Secret Alias wrote: ↑Mon Apr 15, 2024 1:10 pm
If you were a monk went to your monastery and claimed to find a copy of the Marquis de Sade's 120 days of Sodom and you had only 100 books in your library and you lived in the middle of the desert with nothing to do, I don't think you'd be fighting over keeping this copy of 120 days of Sodom.
1. there weren't 100 books in the library
2. the discovery didn't surprise the monks.
Secret Alias wrote: ↑Mon Apr 15, 2024 11:43 am
More on what Kallistos told Quesnell:
"Says there were heretics and heretical schools often at M[ar] S[aba] and this fragment is part of a Hapousa? to one of their books. He does not think it is from S Clement. He remembers someone noting in some publication that some did report seeing this in the 16th 17th century."
From what you said, Kallistos wasn't surprised because there were "heretics" there.
But on the next point, how many monks were there bringing books back and forth to Morton Smith. When he says "hey I found something." If there were only 100 books in the library, surely if the same monk stuck around to 1976, he'd have some inkling of whether or not Morton Smith really found this book in their library. Surely there was a conversation the next day in 1958. "Hey that American got excited about this discovery." Or when he published the article in New Zion or when they read about it in the New York Times or when he sent the clippings to the Jerusalem Patriarchate.

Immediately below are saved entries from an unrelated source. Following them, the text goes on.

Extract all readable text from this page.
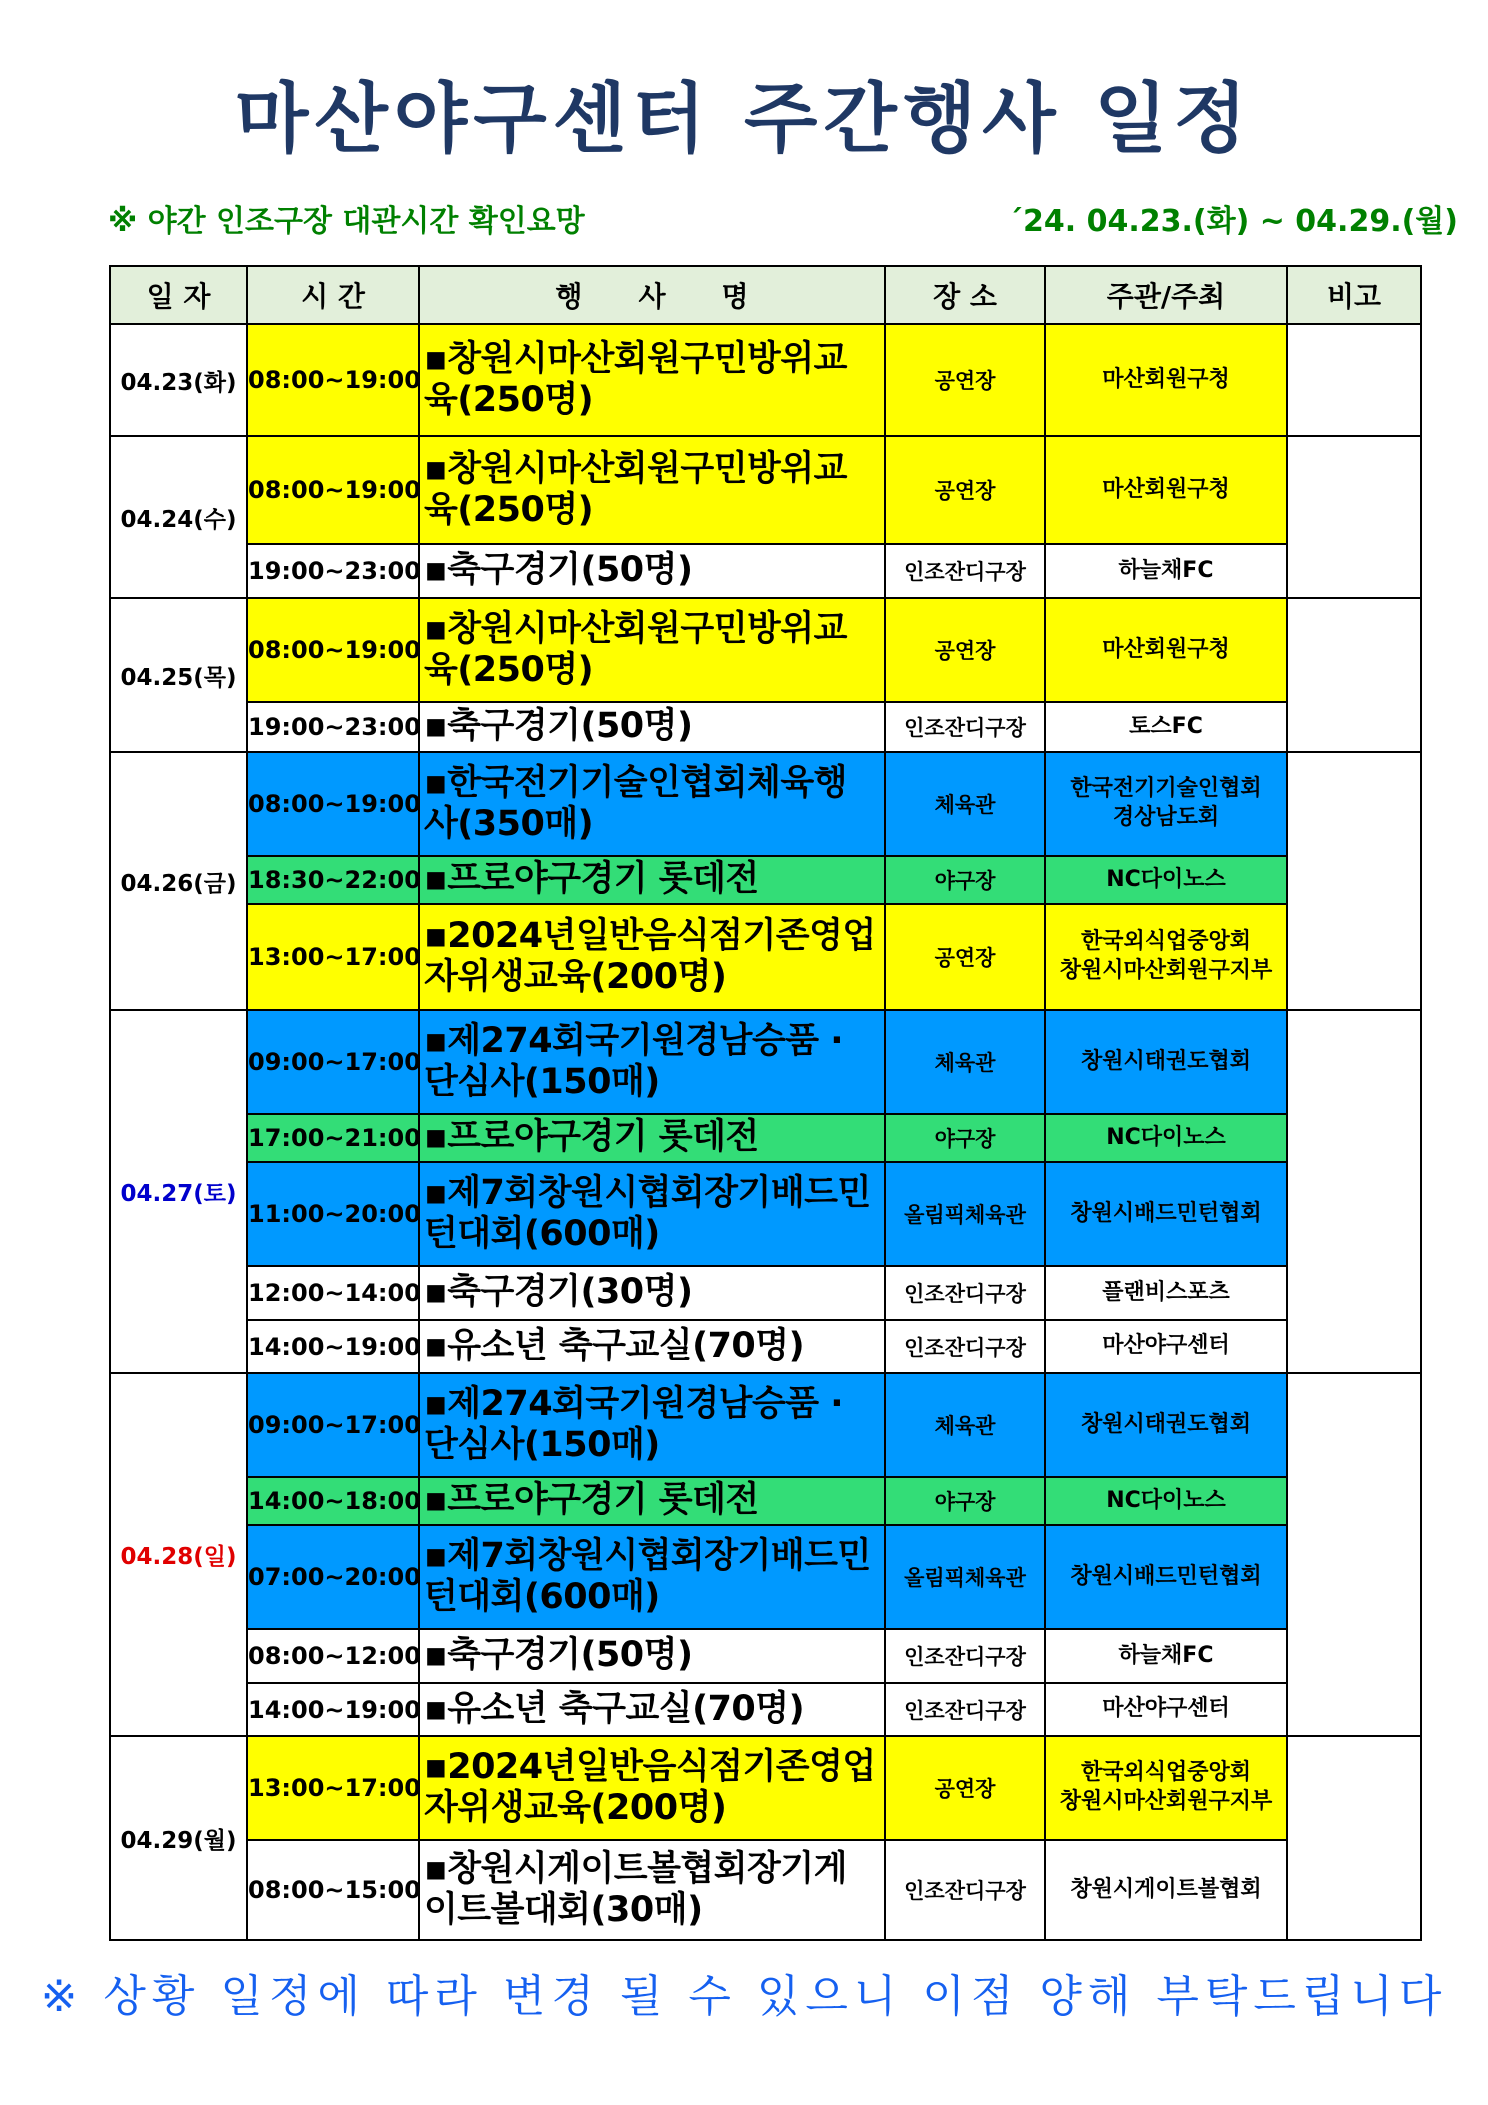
마산야구센터 주간행사 일정
※ 야간 인조구장 대관시간 확인요망	´24. 04.23.(화) ~ 04.29.(월)
일 자	시 간	행　　사　　명	장 소	주관/주최	비고
04.23(화)	08:00~19:00	▪창원시마산회원구민방위교육(250명)	공연장	마산회원구청	
04.24(수)	08:00~19:00	▪창원시마산회원구민방위교육(250명)	공연장	마산회원구청	
	19:00~23:00	▪축구경기(50명)	인조잔디구장	하늘채FC	
04.25(목)	08:00~19:00	▪창원시마산회원구민방위교육(250명)	공연장	마산회원구청	
	19:00~23:00	▪축구경기(50명)	인조잔디구장	토스FC	
04.26(금)	08:00~19:00	▪한국전기기술인협회체육행사(350매)	체육관	한국전기기술인협회
경상남도회	
	18:30~22:00	▪프로야구경기 롯데전	야구장	NC다이노스	
	13:00~17:00	▪2024년일반음식점기존영업자위생교육(200명)	공연장	한국외식업중앙회
창원시마산회원구지부	
04.27(토)	09:00~17:00	▪제274회국기원경남승품 · 단심사(150매)	체육관	창원시태권도협회	
	17:00~21:00	▪프로야구경기 롯데전	야구장	NC다이노스	
	11:00~20:00	▪제7회창원시협회장기배드민턴대회(600매)	올림픽체육관	창원시배드민턴협회	
	12:00~14:00	▪축구경기(30명)	인조잔디구장	플랜비스포츠	
	14:00~19:00	▪유소년 축구교실(70명)	인조잔디구장	마산야구센터	
04.28(일)	09:00~17:00	▪제274회국기원경남승품 · 단심사(150매)	체육관	창원시태권도협회	
	14:00~18:00	▪프로야구경기 롯데전	야구장	NC다이노스	
	07:00~20:00	▪제7회창원시협회장기배드민턴대회(600매)	올림픽체육관	창원시배드민턴협회	
	08:00~12:00	▪축구경기(50명)	인조잔디구장	하늘채FC	
	14:00~19:00	▪유소년 축구교실(70명)	인조잔디구장	마산야구센터	
04.29(월)	13:00~17:00	▪2024년일반음식점기존영업자위생교육(200명)	공연장	한국외식업중앙회
창원시마산회원구지부	
	08:00~15:00	▪창원시게이트볼협회장기게이트볼대회(30매)	인조잔디구장	창원시게이트볼협회	
※ 상황 일정에 따라 변경 될 수 있으니 이점 양해 부탁드립니다
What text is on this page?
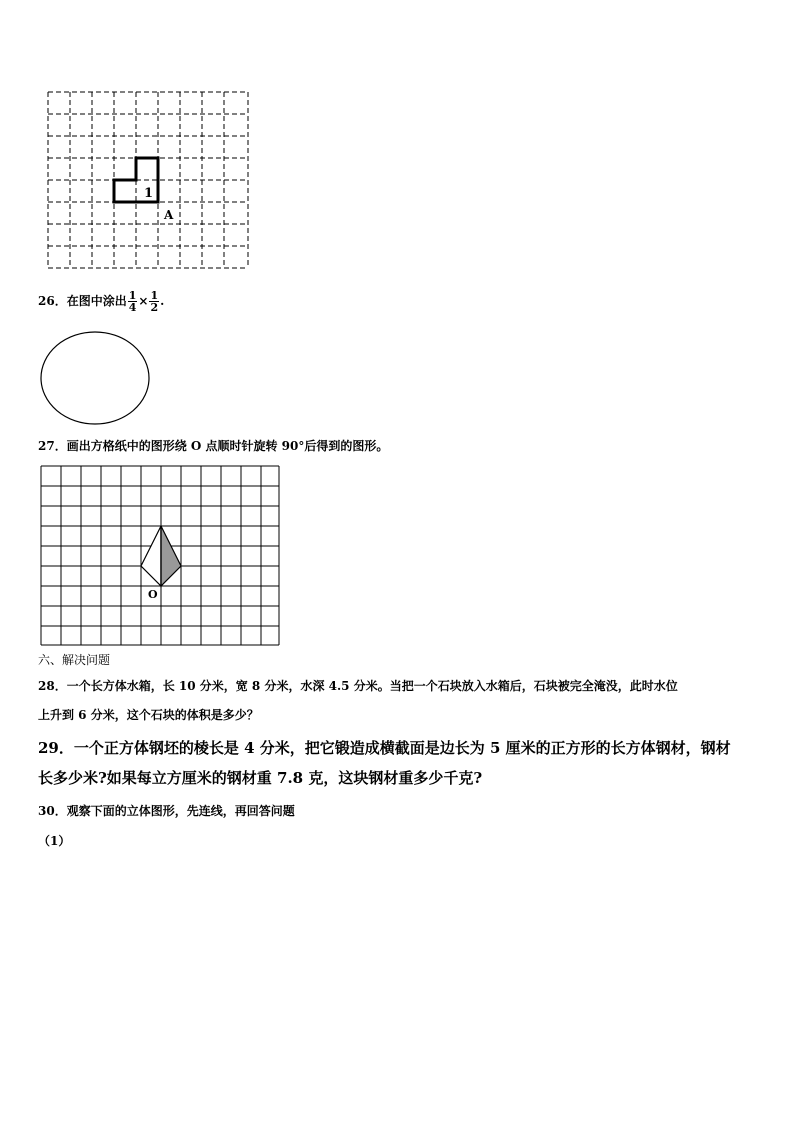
1
A
26．在图中涂出 $\frac{1}{4} \times \frac{1}{2}$ .
27．画出方格纸中的图形绕 O 点顺时针旋转 90°后得到的图形。
O
六、解决问题
28．一个长方体水箱，长 10 分米，宽 8 分米，水深 4.5 分米。当把一个石块放入水箱后，石块被完全淹没，此时水位
上升到 6 分米，这个石块的体积是多少？
29．一个正方体钢坯的棱长是 4 分米，把它锻造成横截面是边长为 5 厘米的正方形的长方体钢材，钢材
长多少米?如果每立方厘米的钢材重 7.8 克，这块钢材重多少千克?
30．观察下面的立体图形，先连线，再回答问题
（1）
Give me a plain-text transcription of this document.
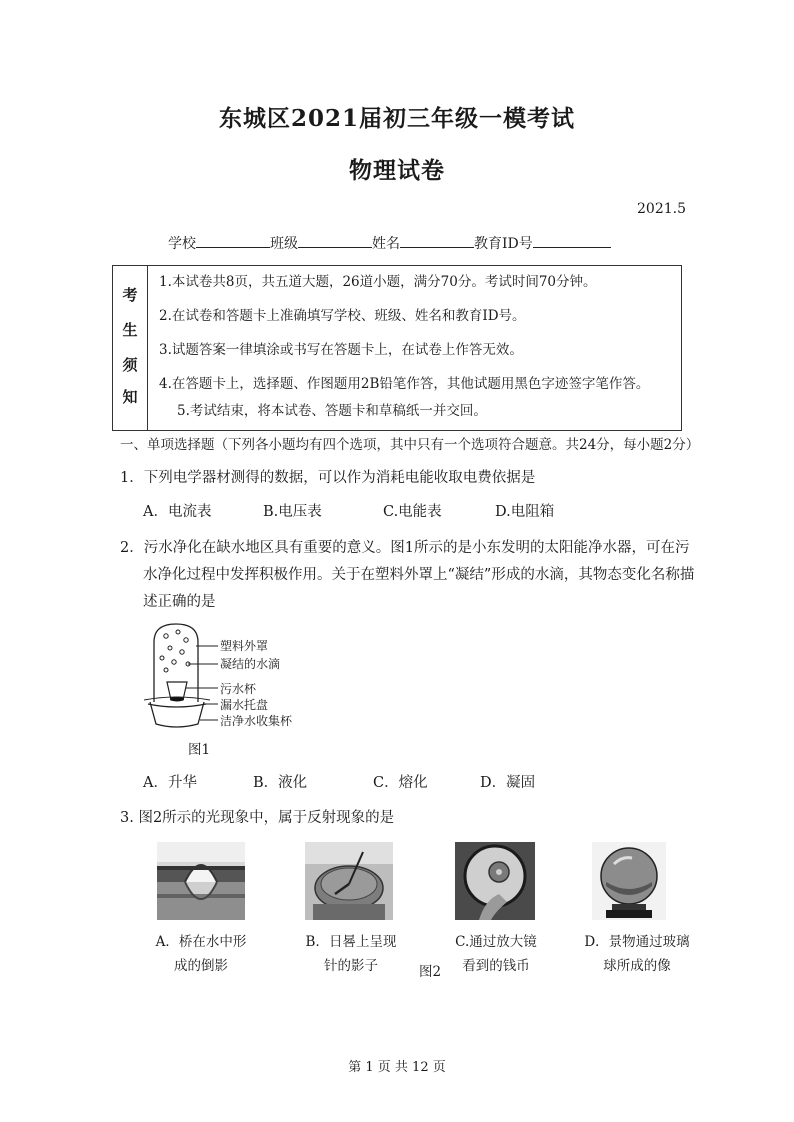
东城区2021届初三年级一模考试
物理试卷
2021.5
学校	班级	姓名	教育ID号
考
生
须
知
1.本试卷共8页，共五道大题，26道小题，满分70分。考试时间70分钟。
2.在试卷和答题卡上准确填写学校、班级、姓名和教育ID号。
3.试题答案一律填涂或书写在答题卡上，在试卷上作答无效。
4.在答题卡上，选择题、作图题用2B铅笔作答，其他试题用黑色字迹签字笔作答。
5.考试结束，将本试卷、答题卡和草稿纸一并交回。
一、单项选择题（下列各小题均有四个选项，其中只有一个选项符合题意。共24分，每小题2分）
1．下列电学器材测得的数据，可以作为消耗电能收取电费依据是
A．电流表	B.电压表	C.电能表	D.电阻箱
2．污水净化在缺水地区具有重要的意义。图1所示的是小东发明的太阳能净水器，可在污
水净化过程中发挥积极作用。关于在塑料外罩上“凝结”形成的水滴，其物态变化名称描
述正确的是
塑料外罩
凝结的水滴
污水杯
漏水托盘
洁净水收集杯
图1
A．升华	B．液化	C．熔化	D．凝固
3. 图2所示的光现象中，属于反射现象的是
A．桥在水中形
成的倒影
B．日晷上呈现
针的影子
C.通过放大镜
看到的钱币
D．景物通过玻璃
球所成的像
图2
第 1 页 共 12 页
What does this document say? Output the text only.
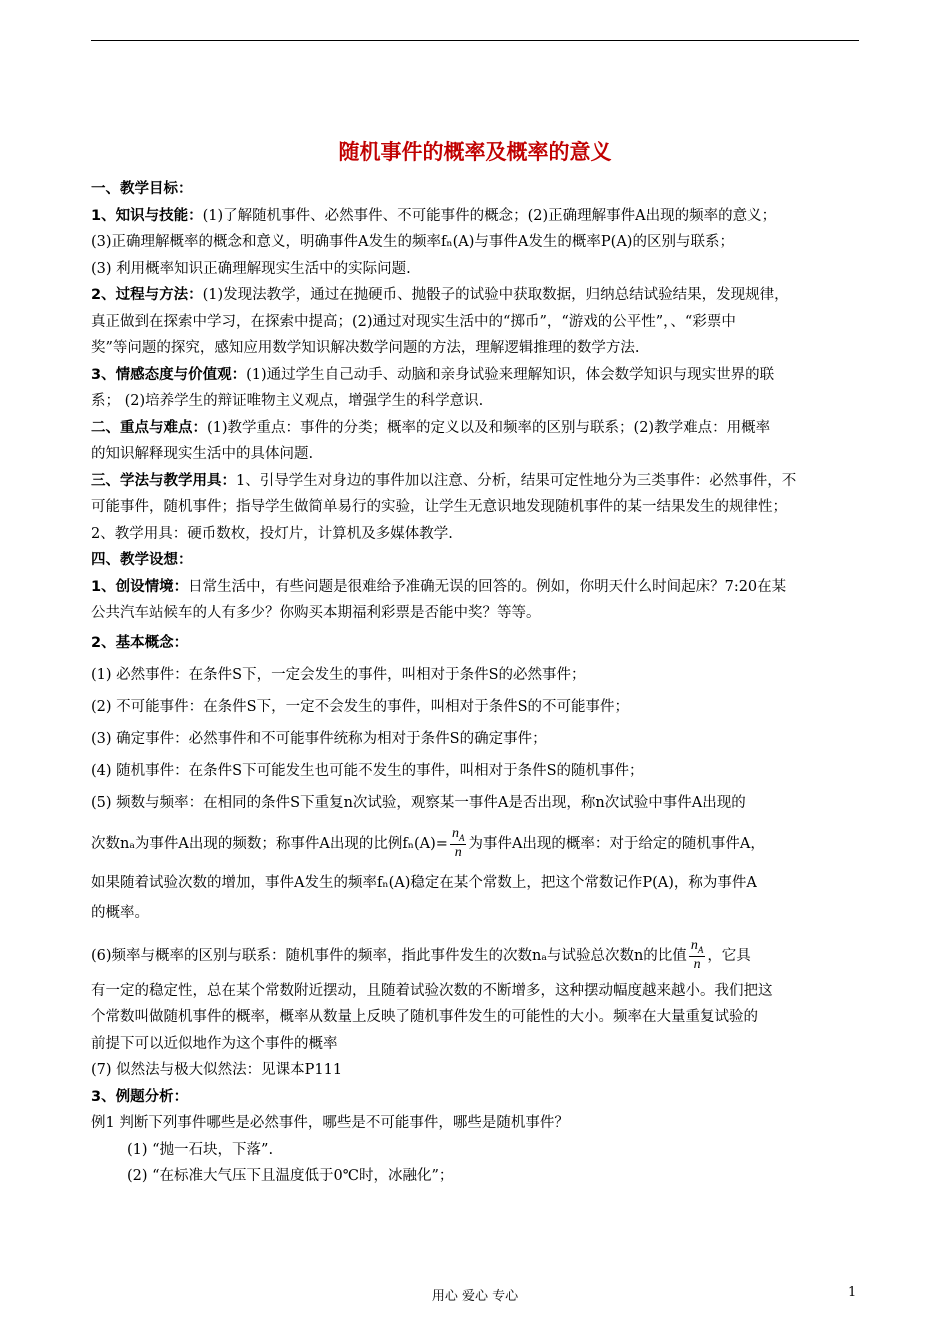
随机事件的概率及概率的意义
一、教学目标：
1、知识与技能：(1)了解随机事件、必然事件、不可能事件的概念；(2)正确理解事件A出现的频率的意义；
(3)正确理解概率的概念和意义，明确事件A发生的频率fₙ(A)与事件A发生的概率P(A)的区别与联系；
(3) 利用概率知识正确理解现实生活中的实际问题.
2、过程与方法：(1)发现法教学，通过在抛硬币、抛骰子的试验中获取数据，归纳总结试验结果，发现规律，
真正做到在探索中学习，在探索中提高；(2)通过对现实生活中的“掷币”，“游戏的公平性”，、“彩票中
奖”等问题的探究，感知应用数学知识解决数学问题的方法，理解逻辑推理的数学方法.
3、情感态度与价值观：(1)通过学生自己动手、动脑和亲身试验来理解知识，体会数学知识与现实世界的联
系； (2)培养学生的辩证唯物主义观点，增强学生的科学意识.
二、重点与难点：(1)教学重点：事件的分类；概率的定义以及和频率的区别与联系；(2)教学难点：用概率
的知识解释现实生活中的具体问题.
三、学法与教学用具：1、引导学生对身边的事件加以注意、分析，结果可定性地分为三类事件：必然事件，不
可能事件，随机事件；指导学生做简单易行的实验，让学生无意识地发现随机事件的某一结果发生的规律性；
2、教学用具：硬币数枚，投灯片，计算机及多媒体教学.
四、教学设想：
1、创设情境：日常生活中，有些问题是很难给予准确无误的回答的。例如，你明天什么时间起床？7:20在某
公共汽车站候车的人有多少？你购买本期福利彩票是否能中奖？等等。
2、基本概念：
(1) 必然事件：在条件S下，一定会发生的事件，叫相对于条件S的必然事件；
(2) 不可能事件：在条件S下，一定不会发生的事件，叫相对于条件S的不可能事件；
(3) 确定事件：必然事件和不可能事件统称为相对于条件S的确定事件；
(4) 随机事件：在条件S下可能发生也可能不发生的事件，叫相对于条件S的随机事件；
(5) 频数与频率：在相同的条件S下重复n次试验，观察某一事件A是否出现，称n次试验中事件A出现的
次数nₐ为事件A出现的频数；称事件A出现的比例$f_n(A)= \frac{n_A}{n}$ 为事件A出现的概率：对于给定的随机事件A，
如果随着试验次数的增加，事件A发生的频率fₙ(A)稳定在某个常数上，把这个常数记作P(A)，称为事件A
的概率。
(6)频率与概率的区别与联系：随机事件的频率，指此事件发生的次数nₐ与试验总次数n的比值 $\frac{n_A}{n}$ ，它具
有一定的稳定性，总在某个常数附近摆动，且随着试验次数的不断增多，这种摆动幅度越来越小。我们把这
个常数叫做随机事件的概率，概率从数量上反映了随机事件发生的可能性的大小。频率在大量重复试验的
前提下可以近似地作为这个事件的概率
(7) 似然法与极大似然法：见课本P111
3、例题分析：
例1 判断下列事件哪些是必然事件，哪些是不可能事件，哪些是随机事件？
(1) “抛一石块，下落”.
(2) “在标准大气压下且温度低于0℃时，冰融化”；
用心 爱心 专心	1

How didn't know once Smith brought attention to his discovery that the book never belonged in the library if, as you claim, there were only a 100 books in the library? Surely they can remember 100 books.
You see I like to brood over things and think about them this way that way. Over and over again. I don't know if you noticed. I always think there is more to things than the first way we arrange information in our heads. Surely the acceptance of Kallistos and Seraphim and the Jerusalem Patriarchate means something. It means a hell of a lot more than Western scholars and their theories. I know where all the holes in the wall are in my house. I know where the carpet is coming up or where repairs are needed. If there are a 100 books in the Mar Saba library they had to fucking know whether or not the book belonged in their library especially when the same asshole was there in 1958 and again in 1976.
To say "the discovery didn't surprise the monks"
is bogus
A) because you don't know that, and
B) because you don't show that they (all?!) even knew of the "discovery," which Smith didn't inform them of, and
C) which wasn't a "discovery" but a plant.
Why would Seraphim have cared so much about moving a book out of the library if he felt it didn't belong in the library in the first place and there were only 100 books? He must have thought the book belonged in the library in 1976, and shortly after the discovery in 1958.
1. Do we agree that Smith at least pretended to the monks that he discovered something?
2. We know Smith sent clippings to the Jerusalem Patriarchate and published in the New Zion magazine run by the Greek Orthodox Church.
The point is you're telling me no one at Mar Saba with 100 books in their library figured out this book was a plant.
If you accept that the list of books is limit of books in the library of Mar Saba at the time Morton Smith visited there are only 100 books on that list. So let's take this one step at a time.
The Journal is published by the Greek Orthodox Church. Smith must have sent the article for publication 1958 ish. Seraphim was so fucking stupid that with 100 books on the shelf he couldn't have figured out the book was planted. Really?